La diversidad marina, aparte de ofrecer una rica variedad de sabores y texturas, brinda la oportunidad de descubrir nuevas especies de pescados no tan conocidas por el consumidor común. Algunos de estos ejemplares, aunque pueden tener un precio más elevado debido a su menor volumen de capturas, cuentan con un singular sabor y versatilidad culinaria que los convierte en una excelente opción para aquellos paladares dispuestos a probar algo diferente.
El pescadero Alfonso Martínez, de la pescadería Pescados Borsamar, situada en la lonja de pescados de Mercamadrid, señala algunas especies que, aunque pasen desapercibidas, poseen una «gran calidad y versatilidad», invitando a los consumidores a ser un poco más atrevidos a la hora de seleccionar su próxima compra de pescado.
Entre las sugerencias de Martínez se encuentra el «mero rubio o amarillo», una especie característica del Mediterráneo conocida por buscar aguas templadas. Este pez, cuya dieta se basa en mariscos y pequeños crustáceos, posee una carne baja en grasa, musculada, tersa y firme, propiedades que lo convierten en un candidato idóneo para diversas preparaciones culinarias.

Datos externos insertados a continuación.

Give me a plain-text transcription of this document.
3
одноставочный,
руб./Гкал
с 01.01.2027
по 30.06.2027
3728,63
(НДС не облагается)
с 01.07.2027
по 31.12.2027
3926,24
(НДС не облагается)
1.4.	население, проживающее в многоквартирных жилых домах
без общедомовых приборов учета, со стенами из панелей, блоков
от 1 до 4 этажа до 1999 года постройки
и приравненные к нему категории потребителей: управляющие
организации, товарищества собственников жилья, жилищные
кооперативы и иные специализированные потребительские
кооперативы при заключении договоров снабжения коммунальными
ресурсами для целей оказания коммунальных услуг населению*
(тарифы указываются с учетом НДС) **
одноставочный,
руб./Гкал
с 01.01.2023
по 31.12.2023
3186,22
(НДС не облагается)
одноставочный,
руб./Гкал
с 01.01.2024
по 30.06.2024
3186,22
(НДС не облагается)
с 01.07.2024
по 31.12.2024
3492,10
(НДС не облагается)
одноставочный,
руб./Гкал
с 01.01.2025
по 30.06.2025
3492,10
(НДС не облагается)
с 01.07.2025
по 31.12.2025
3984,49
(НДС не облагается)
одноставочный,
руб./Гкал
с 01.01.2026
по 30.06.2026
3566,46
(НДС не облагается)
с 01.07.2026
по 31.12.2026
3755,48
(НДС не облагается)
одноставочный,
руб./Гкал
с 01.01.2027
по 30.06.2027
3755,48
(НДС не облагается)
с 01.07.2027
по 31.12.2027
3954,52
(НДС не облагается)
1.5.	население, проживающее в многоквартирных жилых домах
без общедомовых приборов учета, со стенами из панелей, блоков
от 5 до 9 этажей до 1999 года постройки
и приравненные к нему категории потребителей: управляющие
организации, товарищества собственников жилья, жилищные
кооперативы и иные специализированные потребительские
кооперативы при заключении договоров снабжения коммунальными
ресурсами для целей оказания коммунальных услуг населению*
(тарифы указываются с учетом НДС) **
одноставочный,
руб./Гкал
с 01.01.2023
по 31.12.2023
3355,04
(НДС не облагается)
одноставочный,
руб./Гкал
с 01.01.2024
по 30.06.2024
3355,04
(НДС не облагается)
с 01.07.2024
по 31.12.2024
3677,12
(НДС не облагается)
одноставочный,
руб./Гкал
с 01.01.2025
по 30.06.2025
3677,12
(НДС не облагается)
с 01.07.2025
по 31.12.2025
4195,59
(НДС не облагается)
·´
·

Asimismo, Martínez destaca el «alfonsiño», también denominado «palometa roja», «virrey» o «cachucho», un pez que se alimenta de mariscos y pequeños peces, y cuya carne, según Martínez, «es muy amariscada». Además, este pescado de fondo es muy apreciado para hacer al horno, a la plancha o con una bilbaína.
Por último, Martínez hace mención al espectacular «gallo de San Pedro», también conocido como «San Martiño», un pez que se destaca por su carne blanca, firme y muy fina al paladar.
Pese a la exótica variedad de pescados mencionada, el consumo de productos pesqueros en los hogares españoles ha disminuido en un 2,2% con respecto al año anterior, como se refleja en el informe de consumo alimentario del Ministerio de Agricultura, Pesca y Alimentación español a cierre del año 2023. Esta misma fuente indica que el gasto por persona se incrementó en un 3,6%, mientras que la compra de pescado fresco supone el 4,53 % del presupuesto medio asignado para la compra de alimentación y bebidas.
Desde luego, el reto al que se enfrentan los comerciantes y amantes del pescado es promover una mayor cultura de consumo de esta clase de productos, presentando a los consumidores la diversidad de sabores que poseen estos pescados menos conocidos, pero de igual o mayor calidad que los más comunes. Por lo tanto, la próxima vez que visites tu pescadería de confianza, ¿por qué no te animas a probar un «alfonsiño», un «mero amarillo» o un «gallo de San Pedro»?